Говорила народная молва, что протоптали ту дорогу лешаки. Жили они будто бы за горой, а за болотом будто бы жили лешачихи. И в самую тёмную безлунную летнюю ночь собирались они и устраивали посреди леса пляски и игрища бесовские. Вой и крики далеко разносились по лесу. Чем там они занимались, что пели и как плясали – не было у людей на это охоты смотреть. Боялись люди. И не только ночью, но и днём никто не отваживался прогуляться по страшной тропке. Не было на ней отпечатков каблуков сапог, не было клетчатых следов от лаптей. Только странные и бесформенные следы. То ли звериные, то ли ещё чьи-то. Матери детей своих пугали этим местом:
- Не будешь слушаться, отнесу на Лешачью тропку.
Даже охотники, люди смелые, обходили это место стороной. Хотя и богато оно было всякой болотной дичью. Сильно боялись лешаков. Думали люди, что «защекочут до икоты или в лес уволокут», как сказал спустя годы об этом Высоцкий.
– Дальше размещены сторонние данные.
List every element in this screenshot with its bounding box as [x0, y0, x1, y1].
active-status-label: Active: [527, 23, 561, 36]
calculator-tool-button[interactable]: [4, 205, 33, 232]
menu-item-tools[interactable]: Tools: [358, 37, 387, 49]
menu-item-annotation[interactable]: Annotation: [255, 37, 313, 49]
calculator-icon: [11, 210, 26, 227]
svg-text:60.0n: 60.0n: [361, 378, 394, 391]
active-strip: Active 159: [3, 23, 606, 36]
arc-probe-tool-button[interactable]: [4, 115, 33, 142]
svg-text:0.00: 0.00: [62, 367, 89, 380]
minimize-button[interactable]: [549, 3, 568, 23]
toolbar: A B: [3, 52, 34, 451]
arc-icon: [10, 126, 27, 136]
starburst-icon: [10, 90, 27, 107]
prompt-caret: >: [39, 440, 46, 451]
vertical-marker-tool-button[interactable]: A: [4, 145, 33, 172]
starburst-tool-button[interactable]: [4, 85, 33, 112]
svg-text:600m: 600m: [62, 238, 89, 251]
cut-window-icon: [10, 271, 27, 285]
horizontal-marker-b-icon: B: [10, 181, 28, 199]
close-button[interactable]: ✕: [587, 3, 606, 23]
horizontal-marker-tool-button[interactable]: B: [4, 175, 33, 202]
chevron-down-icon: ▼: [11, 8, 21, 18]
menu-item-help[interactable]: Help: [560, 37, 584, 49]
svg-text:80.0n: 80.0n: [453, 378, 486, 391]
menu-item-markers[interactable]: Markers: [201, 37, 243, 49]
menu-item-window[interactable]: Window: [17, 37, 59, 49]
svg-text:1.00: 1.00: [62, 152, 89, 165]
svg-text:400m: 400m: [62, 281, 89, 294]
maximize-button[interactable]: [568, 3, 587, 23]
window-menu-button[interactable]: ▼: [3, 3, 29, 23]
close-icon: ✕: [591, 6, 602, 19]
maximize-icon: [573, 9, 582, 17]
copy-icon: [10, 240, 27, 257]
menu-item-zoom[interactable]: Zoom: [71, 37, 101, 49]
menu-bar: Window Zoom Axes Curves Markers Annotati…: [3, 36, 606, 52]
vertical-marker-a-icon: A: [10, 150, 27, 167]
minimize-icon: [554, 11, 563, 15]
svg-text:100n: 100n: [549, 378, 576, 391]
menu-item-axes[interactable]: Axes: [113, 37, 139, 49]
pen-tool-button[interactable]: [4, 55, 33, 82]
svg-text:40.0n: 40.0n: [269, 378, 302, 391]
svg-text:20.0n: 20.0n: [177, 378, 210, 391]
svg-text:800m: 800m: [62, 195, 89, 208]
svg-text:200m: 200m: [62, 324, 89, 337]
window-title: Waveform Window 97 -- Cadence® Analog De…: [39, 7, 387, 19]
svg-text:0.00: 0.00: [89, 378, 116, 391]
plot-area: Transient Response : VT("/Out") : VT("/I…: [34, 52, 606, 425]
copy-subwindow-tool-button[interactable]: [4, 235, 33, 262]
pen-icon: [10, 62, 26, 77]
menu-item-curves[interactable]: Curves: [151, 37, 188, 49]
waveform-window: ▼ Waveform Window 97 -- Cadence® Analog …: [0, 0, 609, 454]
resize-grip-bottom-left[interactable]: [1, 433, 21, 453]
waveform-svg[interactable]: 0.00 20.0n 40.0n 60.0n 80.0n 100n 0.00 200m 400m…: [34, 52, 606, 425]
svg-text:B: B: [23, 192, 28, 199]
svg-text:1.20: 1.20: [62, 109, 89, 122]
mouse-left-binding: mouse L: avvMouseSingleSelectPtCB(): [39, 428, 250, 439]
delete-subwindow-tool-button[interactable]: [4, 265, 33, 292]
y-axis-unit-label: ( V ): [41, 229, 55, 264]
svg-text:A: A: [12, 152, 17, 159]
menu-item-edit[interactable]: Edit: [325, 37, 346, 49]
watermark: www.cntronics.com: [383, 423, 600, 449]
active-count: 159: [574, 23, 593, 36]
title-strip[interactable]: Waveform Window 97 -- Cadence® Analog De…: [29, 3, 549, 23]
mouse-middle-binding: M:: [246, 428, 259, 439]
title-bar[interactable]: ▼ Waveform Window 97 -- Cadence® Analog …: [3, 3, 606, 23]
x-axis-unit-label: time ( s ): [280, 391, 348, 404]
Но случилось так, что нашли в тех местах золото. Думали люди, думали, как бы и золото из земли добыть, и чтоб не защекотали. Потом придумали. Поселили на самой лешачьей тропке старца праведной жизни. Уговорили из скита уйти и там поселиться. Построили ему люди избушку и сухарей в запас дали. Долго стояли люди у пахнущего смолой крыльца, не решаясь проститься со старцем.
-Как же ты тут будешь, отец? Не испугаешься?
- А чего мне бояться? Если Бог за нас, то кто ж против нас? Идите с миром.
Старец сел у окошечка и раскрыл Псалтирь. А люди пошли быстрым шагом, запинаясь и перегоняя друг друга, стремясь поскорее выбраться из этого страшного леса, пока не стемнело. А потом долго сидели на завалинке крайнего дома и тревожно вслушивались в голоса и звуки, доносившиеся из леса. Тих был лес. Тёмной громадой высился он за огородами. Смутно белели берёзки. Пролетела над лесом, неуклюже взмахивая крылышками, припозднившаяся утка. Сиротливо крякнув, скрылась за вершинками елей. Беззвучно гнал высоко в небе лохмотья облаков невидимый ветер.
Наутро люди бросились к старцу.
-Ну что?
Старец, весь исхудавший за одну ночь и как будто ещё более осунувшийся и постаревший, улыбнулся и сказал им так:
- Да ничего. Ничего не бойтесь, ребятушки. Работайте. Добывайте своё золото смело. Никто вас больше не потревожит. Ничего не бойтесь кроме греха. А вот если грех у вас какой случится, тут уж мне удержать их труднее будет.
- О каких грехах ты говоришь, отец? – спросили люди.
- А золото, оно как магнит грехи притягивает. Тут у золота и жадность, и зависть, и гордыня. И воровство, и обман, а то и убийство. Так что вы мои слова запомните.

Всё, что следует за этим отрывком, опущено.